Endres has had a fascination with trains from his early childhood, when it was popular to associate model trains with Christmastime.
“You ran it. You were in control of this device that you operated from a distance,” he said.
Endres’ fascination in early trains led to interests in other subjects like writing and history, and he said it has the chance to do that for other children visiting the exhibit as well.
“Any fascination can be an entree into all kinds of different worlds,” Endres said.
Though the main focus of this exhibit revolves around the toys and games in the room, the photos on the wall make a huge contribution to this experience as well.
The photos featured on the walls of this exhibit were taken by Sol Goldberg, who was an Ithaca Journal photographer. Most of the pictures featured are from the 1960s, featuring people during leisure and at play, mostly at spontaneous moments.
“He was a real true photojournalist, his idea was to capture moments in time, to let pictures tell their own stories,” she said. “Because this is all about toys and play, we tried to pick Sol Goldberg’s images that were the most playful, the most whimsical, the things that highlighted fun moments in time.”
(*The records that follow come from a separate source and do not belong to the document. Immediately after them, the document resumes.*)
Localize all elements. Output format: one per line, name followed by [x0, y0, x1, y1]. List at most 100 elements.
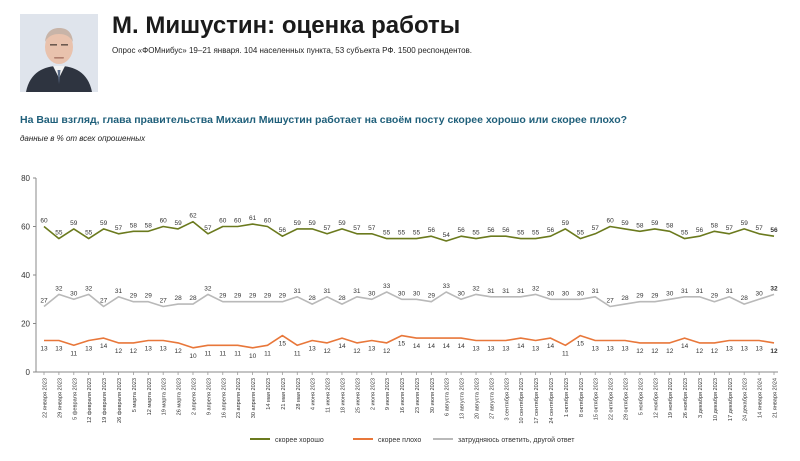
x-tick-label: 19 ноября 2023 — [668, 378, 674, 418]
data-label: 12 — [130, 348, 138, 355]
data-label: 32 — [472, 285, 480, 292]
page-title: М. Мишустин: оценка работы — [112, 12, 461, 39]
data-label: 31 — [115, 288, 123, 295]
data-label: 31 — [502, 288, 510, 295]
data-label: 59 — [562, 220, 570, 227]
data-label: 55 — [532, 230, 540, 237]
x-tick-label: 28 мая 2023 — [296, 378, 302, 410]
data-label: 31 — [592, 288, 600, 295]
data-label: 13 — [160, 345, 168, 352]
data-label: 32 — [85, 285, 93, 292]
survey-subtitle: Опрос «ФОМнибус» 19–21 января. 104 насел… — [112, 46, 473, 55]
data-label: 14 — [681, 343, 689, 350]
x-tick-label: 12 февраля 2023 — [87, 378, 93, 423]
series-line-1 — [43, 220, 775, 242]
data-label: 12 — [115, 348, 123, 355]
data-label: 12 — [770, 348, 778, 355]
data-label: 13 — [472, 345, 480, 352]
data-label: 13 — [621, 345, 629, 352]
x-tick-label: 3 декабря 2023 — [698, 378, 704, 418]
data-label: 32 — [770, 285, 778, 292]
data-label: 30 — [368, 290, 376, 297]
series-line-2 — [44, 334, 775, 349]
x-tick-label: 14 мая 2023 — [266, 378, 272, 410]
legend-label: скорее хорошо — [275, 437, 324, 444]
data-label: 31 — [726, 288, 734, 295]
data-label: 57 — [755, 225, 763, 232]
x-tick-label: 17 сентября 2023 — [534, 378, 540, 424]
y-tick-label: 80 — [21, 174, 30, 183]
x-tick-label: 22 октября 2023 — [609, 378, 615, 420]
data-label: 59 — [70, 220, 78, 227]
data-label: 57 — [592, 225, 600, 232]
x-tick-label: 29 января 2023 — [57, 378, 63, 418]
data-label: 55 — [472, 230, 480, 237]
x-tick-label: 3 сентября 2023 — [504, 378, 510, 421]
x-tick-label: 23 апреля 2023 — [236, 378, 242, 418]
data-label: 11 — [70, 350, 77, 357]
data-label: 27 — [40, 298, 48, 305]
data-label: 28 — [309, 295, 317, 302]
data-label: 28 — [338, 295, 346, 302]
data-label: 14 — [428, 343, 436, 350]
legend-label: скорее плохо — [378, 437, 421, 444]
data-note: данные в % от всех опрошенных — [20, 134, 146, 143]
data-label: 14 — [100, 343, 108, 350]
data-label: 32 — [55, 285, 63, 292]
data-label: 59 — [338, 220, 346, 227]
x-tick-label: 13 августа 2023 — [460, 378, 466, 419]
data-label: 31 — [487, 288, 495, 295]
x-tick-label: 14 января 2024 — [758, 378, 764, 418]
series-line-3 — [43, 291, 775, 308]
data-label: 14 — [443, 343, 451, 350]
data-label: 57 — [115, 225, 123, 232]
data-label: 14 — [458, 343, 466, 350]
data-label: 27 — [100, 298, 108, 305]
survey-question: На Ваш взгляд, глава правительства Михаи… — [20, 114, 628, 126]
data-label: 57 — [353, 225, 361, 232]
data-label: 30 — [577, 290, 585, 297]
data-label: 56 — [458, 227, 466, 234]
data-label: 57 — [368, 225, 376, 232]
data-label: 32 — [532, 285, 540, 292]
data-label: 56 — [696, 227, 704, 234]
data-label: 59 — [621, 220, 629, 227]
data-label: 55 — [85, 230, 93, 237]
data-label: 57 — [204, 225, 212, 232]
data-label: 12 — [666, 348, 674, 355]
data-label: 13 — [85, 345, 93, 352]
data-label: 11 — [294, 350, 301, 357]
x-tick-label: 5 марта 2023 — [132, 378, 138, 412]
x-tick-label: 12 ноября 2023 — [653, 378, 659, 418]
x-tick-label: 25 июня 2023 — [355, 378, 361, 413]
data-label: 56 — [770, 227, 778, 234]
data-label: 13 — [726, 345, 734, 352]
x-tick-label: 27 августа 2023 — [489, 378, 495, 419]
data-label: 28 — [189, 295, 197, 302]
x-tick-label: 5 ноября 2023 — [638, 378, 644, 415]
data-label: 54 — [443, 232, 451, 239]
data-label: 31 — [353, 288, 361, 295]
data-label: 12 — [696, 348, 704, 355]
data-label: 29 — [651, 293, 659, 300]
data-label: 55 — [517, 230, 525, 237]
data-label: 11 — [205, 350, 212, 357]
x-tick-label: 8 октября 2023 — [579, 378, 585, 417]
x-tick-label: 23 июля 2023 — [415, 378, 421, 413]
data-label: 11 — [234, 350, 241, 357]
data-label: 31 — [294, 288, 302, 295]
data-label: 56 — [547, 227, 555, 234]
data-label: 59 — [741, 220, 749, 227]
data-label: 13 — [55, 345, 63, 352]
data-label: 10 — [249, 353, 257, 360]
data-label: 29 — [219, 293, 227, 300]
data-label: 60 — [607, 218, 615, 225]
data-label: 30 — [413, 290, 421, 297]
data-label: 27 — [607, 298, 615, 305]
data-label: 15 — [279, 341, 287, 348]
data-label: 29 — [249, 293, 257, 300]
data-label: 33 — [443, 283, 451, 290]
data-label: 55 — [55, 230, 63, 237]
data-label: 11 — [219, 350, 226, 357]
data-label: 31 — [517, 288, 525, 295]
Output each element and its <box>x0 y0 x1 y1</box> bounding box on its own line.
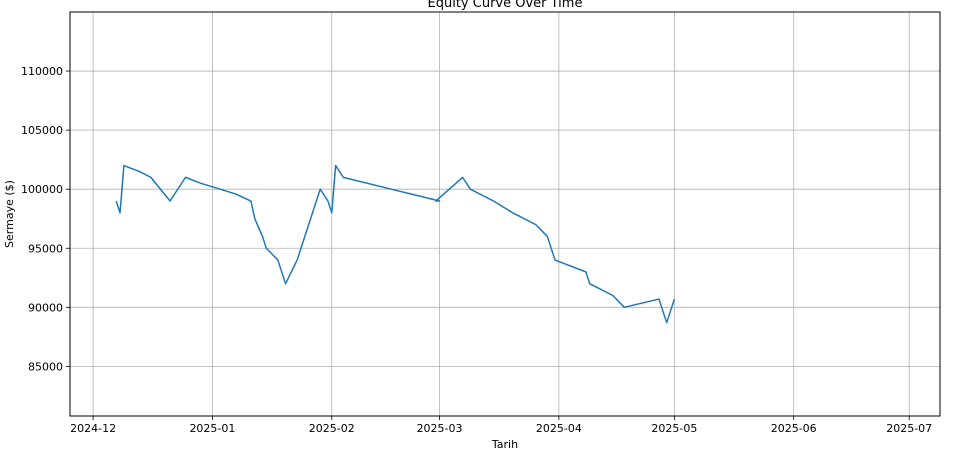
y-tick-label: 85000 <box>28 360 63 373</box>
x-tick-label: 2025-07 <box>886 422 932 435</box>
x-tick-label: 2024-12 <box>70 422 116 435</box>
x-tick-label: 2025-02 <box>309 422 355 435</box>
x-tick-label: 2025-01 <box>189 422 235 435</box>
y-tick-label: 95000 <box>28 242 63 255</box>
axes-frame <box>69 11 941 417</box>
x-tick-label: 2025-03 <box>417 422 463 435</box>
equity-series-line <box>115 164 676 324</box>
x-tick-label: 2025-06 <box>771 422 817 435</box>
y-axis-label: Sermaye ($) <box>3 180 16 248</box>
x-tick-label: 2025-05 <box>651 422 697 435</box>
y-tick-label: 90000 <box>28 301 63 314</box>
y-tick-label: 110000 <box>21 65 63 78</box>
grid-lines <box>70 12 940 416</box>
x-axis-label: Tarih <box>491 438 518 451</box>
chart-title: Equity Curve Over Time <box>428 0 583 11</box>
y-tick-label: 100000 <box>21 183 63 196</box>
x-tick-label: 2025-04 <box>536 422 582 435</box>
y-tick-label: 105000 <box>21 124 63 137</box>
axis-ticks: 2024-12 2025-01 2025-02 2025-03 2025-04 2025-… <box>21 65 932 435</box>
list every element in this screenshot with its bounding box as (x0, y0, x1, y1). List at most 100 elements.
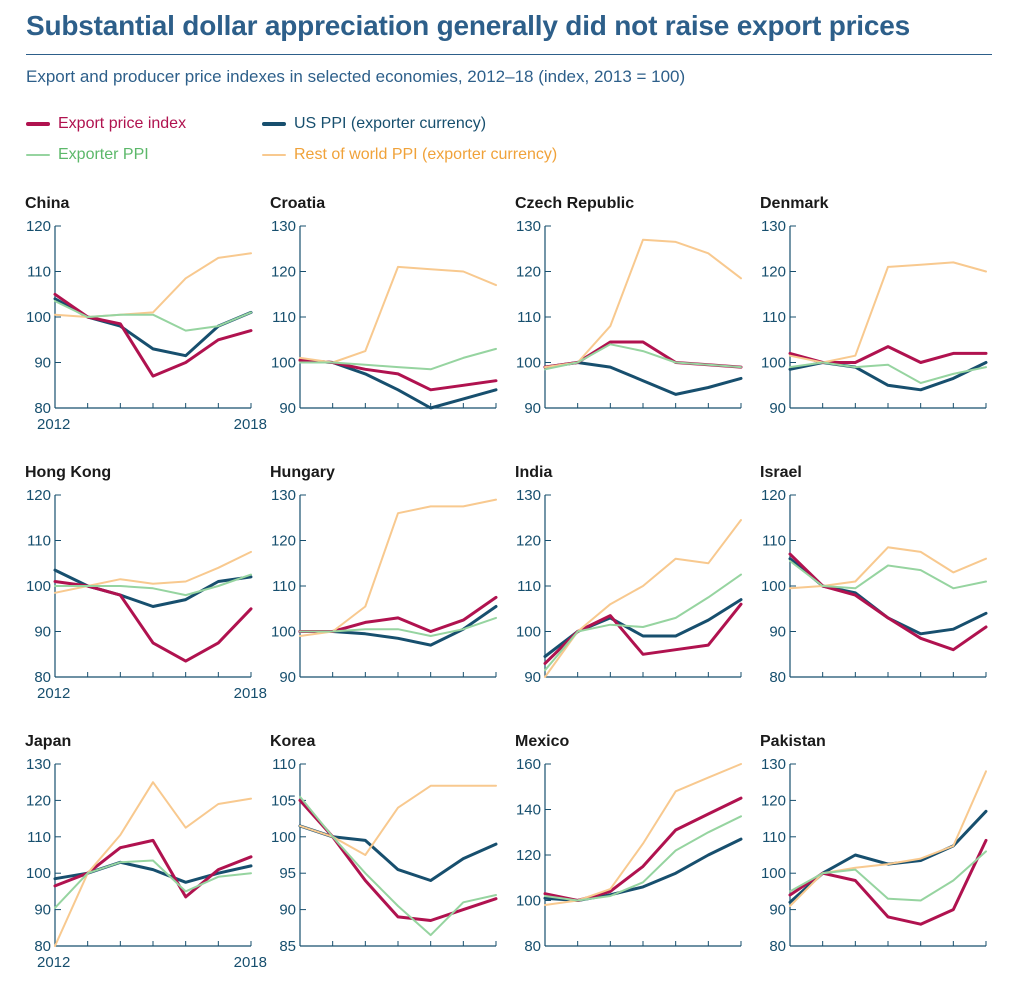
y-tick-label: 100 (516, 355, 541, 372)
series-line-rest-of-world-ppi-exporter-currency (788, 838, 988, 926)
legend-label-us-ppi: US PPI (exporter currency) (294, 115, 487, 132)
series-line-exporter-ppi (543, 361, 743, 396)
series-line-us-ppi-exporter-currency (299, 265, 497, 364)
y-tick-label: 120 (26, 487, 51, 504)
x-tick-label: 2012 (37, 954, 70, 971)
series-line-export-price-index (299, 795, 497, 937)
panel-czech-republic: Czech Republic 90 100 110 120 130 (515, 195, 743, 417)
y-tick-label: 100 (271, 355, 296, 372)
series-line-export-price-index (54, 300, 252, 332)
legend-label-export-price: Export price index (58, 115, 187, 132)
series-line-us-ppi-exporter-currency (54, 781, 252, 947)
legend-item-exporter-ppi: Exporter PPI (26, 146, 149, 164)
y-tick-label: 130 (761, 756, 786, 773)
y-tick-label: 110 (27, 264, 51, 281)
y-tick-label: 80 (769, 938, 786, 955)
panel-title: China (25, 195, 70, 212)
y-tick-label: 100 (761, 355, 786, 372)
series-line-exporter-ppi (543, 598, 743, 658)
y-tick-label: 110 (762, 829, 786, 846)
panel-hong-kong: Hong Kong 80 90 100 110 120 2012 2018 (25, 464, 267, 702)
legend-swatch-export-price (26, 122, 50, 126)
series-line-us-ppi-exporter-currency (299, 784, 497, 856)
legend: Export price index US PPI (exporter curr… (26, 115, 726, 171)
y-tick-label: 120 (516, 264, 541, 281)
y-tick-label: 120 (516, 533, 541, 550)
y-tick-label: 80 (769, 669, 786, 686)
series-line-us-ppi-exporter-currency (299, 498, 497, 637)
y-tick-label: 120 (26, 218, 51, 235)
series-line-exporter-ppi (788, 361, 988, 392)
series-line-exporter-ppi (543, 837, 743, 902)
panel-korea: Korea 85 90 95 100 105 110 (270, 733, 498, 955)
series-line-us-ppi-exporter-currency (544, 238, 742, 369)
y-tick-label: 110 (272, 578, 296, 595)
y-tick-label: 100 (761, 865, 786, 882)
y-tick-label: 130 (271, 487, 296, 504)
y-tick-label: 120 (761, 264, 786, 281)
y-tick-label: 100 (271, 624, 296, 641)
x-tick-label: 2018 (234, 954, 267, 971)
y-tick-label: 90 (279, 400, 296, 417)
y-tick-label: 90 (34, 902, 51, 919)
y-tick-label: 120 (761, 792, 786, 809)
series-line-us-ppi-exporter-currency (544, 763, 742, 906)
series-line-export-price-index (544, 343, 742, 371)
y-tick-label: 90 (769, 624, 786, 641)
y-tick-label: 90 (279, 902, 296, 919)
panel-title: Croatia (270, 195, 325, 212)
y-tick-label: 90 (769, 902, 786, 919)
y-tick-label: 160 (516, 756, 541, 773)
y-tick-label: 80 (34, 669, 51, 686)
panel-title: Japan (25, 733, 71, 750)
legend-label-exporter-ppi: Exporter PPI (58, 146, 149, 163)
y-tick-label: 110 (27, 533, 51, 550)
y-tick-label: 110 (272, 756, 296, 773)
y-tick-label: 90 (279, 669, 296, 686)
series-line-export-price-index (54, 859, 252, 909)
y-tick-label: 100 (26, 578, 51, 595)
y-tick-label: 110 (762, 309, 786, 326)
title-divider (26, 54, 992, 55)
series-line-rest-of-world-ppi-exporter-currency (53, 292, 253, 378)
legend-item-us-ppi: US PPI (exporter currency) (262, 115, 486, 133)
y-tick-label: 90 (34, 355, 51, 372)
y-tick-label: 100 (761, 578, 786, 595)
x-tick-label: 2018 (234, 685, 267, 702)
y-tick-label: 90 (524, 400, 541, 417)
series-line-export-price-index (544, 815, 742, 902)
y-tick-label: 130 (516, 487, 541, 504)
panel-israel: Israel 80 90 100 110 120 (760, 464, 988, 686)
y-tick-label: 100 (271, 829, 296, 846)
y-tick-label: 80 (34, 400, 51, 417)
series-line-rest-of-world-ppi-exporter-currency (298, 358, 498, 392)
panel-croatia: Croatia 90 100 110 120 130 (270, 195, 498, 417)
series-line-rest-of-world-ppi-exporter-currency (53, 580, 253, 663)
series-line-exporter-ppi (53, 297, 253, 358)
series-line-export-price-index (299, 347, 497, 371)
series-line-export-price-index (54, 573, 252, 597)
legend-item-export-price: Export price index (26, 115, 186, 133)
panel-title: Korea (270, 733, 315, 750)
series-line-us-ppi-exporter-currency (789, 770, 987, 907)
y-tick-label: 95 (279, 865, 296, 882)
legend-item-row-ppi: Rest of world PPI (exporter currency) (262, 146, 557, 164)
y-tick-label: 90 (524, 669, 541, 686)
series-line-export-price-index (544, 573, 742, 672)
page-title: Substantial dollar appreciation generall… (26, 10, 910, 41)
panel-hungary: Hungary 90 100 110 120 130 (270, 464, 498, 686)
y-tick-label: 140 (516, 802, 541, 819)
series-line-export-price-index (789, 361, 987, 384)
y-tick-label: 130 (271, 218, 296, 235)
y-tick-label: 110 (27, 829, 51, 846)
series-line-us-ppi-exporter-currency (54, 252, 252, 318)
panel-india: India 90 100 110 120 130 (515, 464, 743, 686)
x-tick-label: 2018 (234, 416, 267, 433)
y-tick-label: 120 (761, 487, 786, 504)
series-line-export-price-index (789, 850, 987, 902)
y-tick-label: 130 (516, 218, 541, 235)
page-subtitle: Export and producer price indexes in sel… (26, 67, 686, 86)
panel-denmark: Denmark 90 100 110 120 130 (760, 195, 988, 417)
panel-title: Mexico (515, 733, 569, 750)
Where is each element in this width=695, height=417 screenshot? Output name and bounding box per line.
When leaving the exhibit, Eschenbrenner wants kids to walk away with a sense of connection to the people who have come before them, and she said the toys and the play involved can help do that.
“One of the things that we wanted to highlight is the difference between play say 100 years ago and play now. I think it’s important for kids to learn that, you know, toys change and toys really don’t,” she said. “I want kids to see that what they do is very much in line with what their parents did, their grandparents did, they’re great grandparents. Kids are kids, even all of us who are older kids and in our hearts.”